2 Arizona Republicans who falsely claimed to be electors subpoenaed by Congress
Two Arizonans who signed a document falsely declaring they were empowered to cast the state’s electoral votes for former President Donald Trump were subpoenaed Friday by a congressional committee investigating the Jan. 6 attack on the U.S. Capitol.
Trump lost the 2020 election in Arizona. Yet, 11 Republicans met at the Arizona Republican Party headquarters on Dec. 14, 2020, and signed a document that said they were “duly elected and qualified” electors for Arizona.
In total, seven states sent slates of alternate electors to the U.S. Senate.
The Select Committee of Congress subpoenaed the chairperson and secretary from each of those seven states who signed the certificates making the false claim.
In Arizona, the chairperson was Nancy Cottle; the secretary was Loraine Pellegrino.
Neither could immediately be reached for comment.
Who was behind it?: A fake, pro-Trump slate of 2020 electors sent their votes to Congress
In a previous January interview, Pellegrino told the Republic that she didn’t like being called an alternate elector. She said she was simply an elector for Trump and cast a vote on Dec. 14, just as she would had Trump carried Arizona.

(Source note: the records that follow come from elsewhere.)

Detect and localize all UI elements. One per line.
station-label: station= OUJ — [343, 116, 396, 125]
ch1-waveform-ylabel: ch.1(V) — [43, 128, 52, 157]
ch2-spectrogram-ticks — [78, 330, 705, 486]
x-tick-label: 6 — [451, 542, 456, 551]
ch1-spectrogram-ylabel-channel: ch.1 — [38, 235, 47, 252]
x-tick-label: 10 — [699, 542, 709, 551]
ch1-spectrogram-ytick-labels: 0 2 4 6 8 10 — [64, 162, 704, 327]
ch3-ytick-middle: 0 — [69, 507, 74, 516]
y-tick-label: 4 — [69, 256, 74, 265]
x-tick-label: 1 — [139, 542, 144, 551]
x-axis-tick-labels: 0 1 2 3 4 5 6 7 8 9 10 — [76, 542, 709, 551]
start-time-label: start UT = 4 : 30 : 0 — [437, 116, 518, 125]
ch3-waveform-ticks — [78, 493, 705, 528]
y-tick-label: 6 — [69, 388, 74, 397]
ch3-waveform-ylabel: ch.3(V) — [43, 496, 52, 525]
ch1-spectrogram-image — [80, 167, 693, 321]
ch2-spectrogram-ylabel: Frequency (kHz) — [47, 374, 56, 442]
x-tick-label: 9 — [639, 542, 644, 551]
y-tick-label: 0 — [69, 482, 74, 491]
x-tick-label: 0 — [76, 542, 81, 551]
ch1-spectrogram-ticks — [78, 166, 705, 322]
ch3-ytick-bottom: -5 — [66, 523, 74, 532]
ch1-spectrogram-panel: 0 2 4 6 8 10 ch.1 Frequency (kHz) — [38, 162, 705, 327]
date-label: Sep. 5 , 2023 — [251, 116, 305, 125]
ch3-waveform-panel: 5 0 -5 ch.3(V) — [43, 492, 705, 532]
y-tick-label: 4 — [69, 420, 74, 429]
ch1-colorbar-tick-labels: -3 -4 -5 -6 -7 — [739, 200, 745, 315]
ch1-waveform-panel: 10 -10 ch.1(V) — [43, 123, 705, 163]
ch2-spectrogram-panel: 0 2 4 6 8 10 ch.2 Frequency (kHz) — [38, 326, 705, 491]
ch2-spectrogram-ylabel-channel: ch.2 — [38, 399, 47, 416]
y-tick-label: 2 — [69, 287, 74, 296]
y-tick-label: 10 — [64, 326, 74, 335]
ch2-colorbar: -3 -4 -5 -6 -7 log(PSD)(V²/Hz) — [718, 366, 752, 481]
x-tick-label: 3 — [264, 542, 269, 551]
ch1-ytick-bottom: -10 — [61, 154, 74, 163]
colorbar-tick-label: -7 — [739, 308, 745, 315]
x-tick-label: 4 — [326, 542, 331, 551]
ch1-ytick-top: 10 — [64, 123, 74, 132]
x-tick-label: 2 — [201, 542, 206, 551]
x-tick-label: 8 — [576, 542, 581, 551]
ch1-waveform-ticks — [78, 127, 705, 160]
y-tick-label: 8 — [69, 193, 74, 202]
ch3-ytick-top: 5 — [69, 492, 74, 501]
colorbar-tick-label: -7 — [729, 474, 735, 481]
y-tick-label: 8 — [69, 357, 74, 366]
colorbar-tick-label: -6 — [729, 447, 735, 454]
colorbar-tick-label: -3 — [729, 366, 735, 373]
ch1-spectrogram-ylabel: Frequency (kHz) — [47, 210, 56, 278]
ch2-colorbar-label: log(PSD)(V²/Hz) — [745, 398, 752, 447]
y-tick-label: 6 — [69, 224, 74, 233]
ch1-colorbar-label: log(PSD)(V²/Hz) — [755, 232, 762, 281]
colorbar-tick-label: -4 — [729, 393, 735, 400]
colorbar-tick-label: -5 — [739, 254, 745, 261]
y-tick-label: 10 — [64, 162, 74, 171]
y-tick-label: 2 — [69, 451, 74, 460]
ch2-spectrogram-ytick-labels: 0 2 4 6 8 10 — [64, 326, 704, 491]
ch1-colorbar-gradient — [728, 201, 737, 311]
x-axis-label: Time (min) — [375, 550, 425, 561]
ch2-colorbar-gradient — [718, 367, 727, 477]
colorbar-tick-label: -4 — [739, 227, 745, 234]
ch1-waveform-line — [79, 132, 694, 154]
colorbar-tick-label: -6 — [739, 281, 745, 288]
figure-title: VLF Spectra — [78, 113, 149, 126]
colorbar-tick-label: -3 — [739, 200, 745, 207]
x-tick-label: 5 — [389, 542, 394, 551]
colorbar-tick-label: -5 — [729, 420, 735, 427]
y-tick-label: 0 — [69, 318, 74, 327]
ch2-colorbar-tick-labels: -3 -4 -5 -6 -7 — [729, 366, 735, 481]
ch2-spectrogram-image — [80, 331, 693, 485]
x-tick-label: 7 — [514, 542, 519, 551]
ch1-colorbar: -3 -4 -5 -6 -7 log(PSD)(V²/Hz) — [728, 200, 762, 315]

“We were electors for Trump and we were hoping things would change,” said Pellegrino, who has been an Arizona delegate at the past three national Republican conventions. “Just in case, we signed our paperwork to be ready in the event that something was overturned.”

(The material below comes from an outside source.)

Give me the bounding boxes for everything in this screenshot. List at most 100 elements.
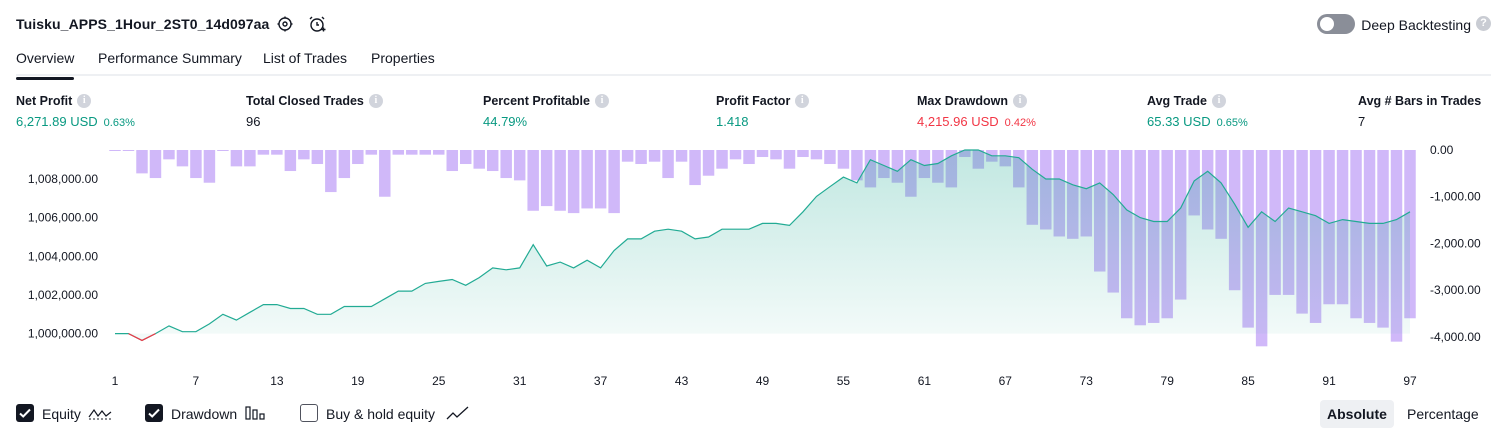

The subpoenas sent to Cottle and Pellegrino said that the Select Committee wished to inquire “about your role and participation in the purported slate of electors casting votes for Donald Trump and, to the extent relevant, your role in the events of January 6, 2021.”
The subpoenas ask for the women to turn over documents relevant to the inquiry by Feb. 11, and that the two sit for depositions on Feb. 16.

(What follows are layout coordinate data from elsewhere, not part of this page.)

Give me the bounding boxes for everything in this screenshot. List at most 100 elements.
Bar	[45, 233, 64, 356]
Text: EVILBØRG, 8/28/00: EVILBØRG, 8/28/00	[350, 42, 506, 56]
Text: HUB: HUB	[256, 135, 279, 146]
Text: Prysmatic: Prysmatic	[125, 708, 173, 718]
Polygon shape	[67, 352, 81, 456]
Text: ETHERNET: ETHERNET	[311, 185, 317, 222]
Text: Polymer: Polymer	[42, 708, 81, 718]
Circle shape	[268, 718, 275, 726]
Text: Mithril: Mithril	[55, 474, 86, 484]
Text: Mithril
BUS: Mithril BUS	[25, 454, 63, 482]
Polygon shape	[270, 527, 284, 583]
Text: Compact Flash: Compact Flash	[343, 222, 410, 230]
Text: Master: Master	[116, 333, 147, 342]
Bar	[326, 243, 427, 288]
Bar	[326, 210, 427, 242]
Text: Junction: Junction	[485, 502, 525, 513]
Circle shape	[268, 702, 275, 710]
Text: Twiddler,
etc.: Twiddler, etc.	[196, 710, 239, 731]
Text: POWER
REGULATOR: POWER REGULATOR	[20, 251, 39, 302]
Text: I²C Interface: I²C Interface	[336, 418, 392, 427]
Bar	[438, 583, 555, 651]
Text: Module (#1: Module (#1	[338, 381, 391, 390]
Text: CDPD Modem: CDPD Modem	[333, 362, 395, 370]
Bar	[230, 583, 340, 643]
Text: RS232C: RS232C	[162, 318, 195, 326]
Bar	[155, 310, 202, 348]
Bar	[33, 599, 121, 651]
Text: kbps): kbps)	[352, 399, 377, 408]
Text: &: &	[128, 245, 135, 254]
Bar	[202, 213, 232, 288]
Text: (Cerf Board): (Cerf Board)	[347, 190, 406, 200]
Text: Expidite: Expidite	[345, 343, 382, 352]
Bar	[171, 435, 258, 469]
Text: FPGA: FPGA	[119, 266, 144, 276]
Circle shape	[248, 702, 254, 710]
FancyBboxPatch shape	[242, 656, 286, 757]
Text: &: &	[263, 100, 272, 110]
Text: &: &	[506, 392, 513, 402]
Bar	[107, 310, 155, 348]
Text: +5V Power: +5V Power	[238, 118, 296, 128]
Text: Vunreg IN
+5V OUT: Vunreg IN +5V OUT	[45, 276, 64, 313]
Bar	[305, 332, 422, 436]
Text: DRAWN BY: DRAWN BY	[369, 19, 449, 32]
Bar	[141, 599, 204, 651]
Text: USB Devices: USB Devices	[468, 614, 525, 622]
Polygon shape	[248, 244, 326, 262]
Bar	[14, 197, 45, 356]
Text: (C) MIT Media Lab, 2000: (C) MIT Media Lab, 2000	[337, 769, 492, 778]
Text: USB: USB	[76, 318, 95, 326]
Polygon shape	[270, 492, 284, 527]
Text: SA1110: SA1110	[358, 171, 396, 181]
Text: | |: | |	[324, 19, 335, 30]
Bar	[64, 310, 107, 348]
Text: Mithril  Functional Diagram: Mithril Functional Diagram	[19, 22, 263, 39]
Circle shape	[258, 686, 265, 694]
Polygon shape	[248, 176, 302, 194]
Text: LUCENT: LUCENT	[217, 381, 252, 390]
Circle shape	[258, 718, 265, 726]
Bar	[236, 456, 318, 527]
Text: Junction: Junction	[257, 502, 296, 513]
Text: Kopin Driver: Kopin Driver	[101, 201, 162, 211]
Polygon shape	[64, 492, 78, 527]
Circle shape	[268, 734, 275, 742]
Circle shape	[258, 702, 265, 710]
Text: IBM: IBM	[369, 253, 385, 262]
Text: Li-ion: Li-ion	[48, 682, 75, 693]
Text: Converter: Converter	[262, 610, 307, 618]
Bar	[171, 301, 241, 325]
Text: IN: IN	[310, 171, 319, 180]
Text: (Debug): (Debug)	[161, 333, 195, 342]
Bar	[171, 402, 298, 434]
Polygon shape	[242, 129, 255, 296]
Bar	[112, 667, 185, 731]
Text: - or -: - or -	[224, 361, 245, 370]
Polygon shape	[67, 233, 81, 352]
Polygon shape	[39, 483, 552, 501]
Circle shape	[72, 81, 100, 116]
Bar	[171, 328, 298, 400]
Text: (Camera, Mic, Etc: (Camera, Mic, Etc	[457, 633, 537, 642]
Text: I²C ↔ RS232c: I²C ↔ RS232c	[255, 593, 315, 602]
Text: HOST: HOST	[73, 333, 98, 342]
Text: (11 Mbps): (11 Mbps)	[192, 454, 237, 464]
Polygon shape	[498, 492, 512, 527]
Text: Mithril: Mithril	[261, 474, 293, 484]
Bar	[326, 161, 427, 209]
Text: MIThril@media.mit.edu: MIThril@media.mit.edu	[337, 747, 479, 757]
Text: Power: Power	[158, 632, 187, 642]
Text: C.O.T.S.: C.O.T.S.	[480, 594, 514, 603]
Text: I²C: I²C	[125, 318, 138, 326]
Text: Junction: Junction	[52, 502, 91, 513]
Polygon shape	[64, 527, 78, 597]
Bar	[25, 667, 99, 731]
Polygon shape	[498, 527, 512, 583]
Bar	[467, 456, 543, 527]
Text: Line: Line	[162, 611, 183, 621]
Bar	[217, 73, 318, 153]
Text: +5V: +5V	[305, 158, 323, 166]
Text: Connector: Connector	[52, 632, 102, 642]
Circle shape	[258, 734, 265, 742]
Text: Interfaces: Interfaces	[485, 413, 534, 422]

The committee’s subpoena said that the documents falsely listing alternate slates of electors were part of a plan to “delay or block” the certification of the Electoral College's votes for President Joe Biden and Vice President Kamala Harris on Jan. 6, 2021.
A footnote references a memo written by an attorney for Trump that outlined a strategy that would have allowed Vice President Mike Pence, as overseer of the joint session, to not accept votes from states that had two slates of electors.
White House phone calls, baseless fraud: The origins of the Arizona election review
According to the memo, Pence would either declare a Trump victory based on him winning a majority of the counted electoral votes. Or, a stalemate that would have allowed state legislatures to vote to certify the alternate slates, the memo said.
The chairman of the Select Committee, Bennie Thompson, D-MS, said, in a statement, that the committee believes “the individuals we have subpoenaed today have information about how these so-called alternate electors met and who was behind that scheme.”
The document that the Arizona Republicans signed, falsely naming themselves the state’s electors, was sent to the U.S. Senate and the National Archives, as well as the federal court in Phoenix and the Secretary of State’s Office.
Among those who signed were Jim Lamon, currently a U.S. Senate candidate; Jake Hoffman, a state representative; Anthony Kern, a former state lawmaker running for a state Senate seat; and Kelli Ward, the state Republican Party chair.
In a video posted to the Arizona Republican Party’s YouTube page on Dec. 15, 2020, the day after the signing ceremony, Ward explained that the 11 represented the state’s “true electors.”
“We believe that we are the electors for the legally cast votes here in Arizona," she said.